Sovjetperiode in de geschiedenis van Transkaukasië
Het Verdrag van Alexandropol van Armenië met Turkije werd onmiddellijk geannuleerd nadat de eenheden van het Rode Leger op 4 december 1920 Yerevan waren binnengetrokken. De rode commandanten en commissarissen waren zeer serieuze mensen, ze brachten heel snel orde op zaken in de gebieden die ze bezetten - zonder omslachtige toespraken, lange vergaderingen en lange resoluties. Daarom werden zowel Armeniërs als Azerbeidzjanen al snel gedwongen om het wederzijdse bloedbad op te geven, niet zonder spijt.
Volgens het nieuwe Verdrag van Moskou van 16 maart 1921 (de voorwaarden werden bevestigd door het Kars-verdrag van 13 december van hetzelfde jaar), keerde Turkije terug naar Rusland, de eerder veroverde Batumi, Nachitsjevan en Alexandropol (Gyumri), met achterlating van de Kars-regio.
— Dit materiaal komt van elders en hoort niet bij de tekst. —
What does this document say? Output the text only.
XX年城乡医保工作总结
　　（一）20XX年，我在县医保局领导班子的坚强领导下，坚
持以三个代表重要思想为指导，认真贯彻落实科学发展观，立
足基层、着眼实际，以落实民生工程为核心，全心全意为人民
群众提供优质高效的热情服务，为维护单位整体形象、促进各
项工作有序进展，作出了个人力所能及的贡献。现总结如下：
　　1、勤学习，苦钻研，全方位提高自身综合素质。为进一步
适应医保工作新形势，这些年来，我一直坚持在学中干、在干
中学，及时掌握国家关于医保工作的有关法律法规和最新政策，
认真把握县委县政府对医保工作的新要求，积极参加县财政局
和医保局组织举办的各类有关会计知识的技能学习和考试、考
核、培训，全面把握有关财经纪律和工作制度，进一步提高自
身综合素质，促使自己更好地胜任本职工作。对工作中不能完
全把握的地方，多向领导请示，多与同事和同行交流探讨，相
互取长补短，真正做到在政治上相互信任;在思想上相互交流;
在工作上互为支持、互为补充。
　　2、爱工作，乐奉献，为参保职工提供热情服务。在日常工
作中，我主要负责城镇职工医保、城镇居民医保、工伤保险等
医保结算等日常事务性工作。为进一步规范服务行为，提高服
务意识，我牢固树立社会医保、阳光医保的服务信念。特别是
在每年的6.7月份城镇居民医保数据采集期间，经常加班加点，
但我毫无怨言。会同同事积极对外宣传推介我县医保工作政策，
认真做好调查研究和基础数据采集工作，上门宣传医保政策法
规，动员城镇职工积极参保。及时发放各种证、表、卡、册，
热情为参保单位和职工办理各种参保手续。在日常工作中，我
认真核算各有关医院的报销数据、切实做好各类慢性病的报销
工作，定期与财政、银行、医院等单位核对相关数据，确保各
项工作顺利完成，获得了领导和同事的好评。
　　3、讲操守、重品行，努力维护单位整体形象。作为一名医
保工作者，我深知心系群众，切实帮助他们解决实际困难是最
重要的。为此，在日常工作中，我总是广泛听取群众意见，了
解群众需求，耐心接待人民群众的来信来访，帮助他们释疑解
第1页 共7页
Op 12 maart 1922 werden Armenië, Georgië en Azerbeidzjan onderdeel van de Transkaukasische Socialistische Federatieve Sovjetrepubliek met als hoofdstad Tbilisi (het eerste hoofd was Sergo Ordzhonikidze), dat bestond tot 5 december 1936 en samen met Rusland, Oekraïne en Wit-Rusland, werd mede-oprichter van de USSR (een overeenkomst van 30 december 1922). En op 5 december 1936 werd Armenië een republiek binnen de USSR.
Oude hark
Het onbekwame en onverstandige beleid van de laatste secretaris-generaal van de USSR M. Gorbatsjov leidde tot een nieuwe verslechtering van de situatie op de plaatsen waar Azerbeidzjanen en Armeniërs samenleven. Pogroms begonnen in Sumgait (27-29 februari 1988) en in Bakoe (13-14 januari 1990) werden Armeniërs verdreven uit de regio's Ganja (november 1988), Goranboy (Shahumyan) en Khanlar in Azerbeidzjan (11 januari 1990 G.). Tijdens de bloedige oorlog die in 1994 om Nagorno-Karabach begon, bezetten Armeense troepen ongeveer 20% van het grondgebied van Azerbeidzjan. In september 2020de vijandelijkheden werden hervat en het Azerbeidzjaanse leger wist (niet zonder de hulp van Turkije) een redelijk overtuigende wraak te nemen voor de nederlaag in de eerste oorlog.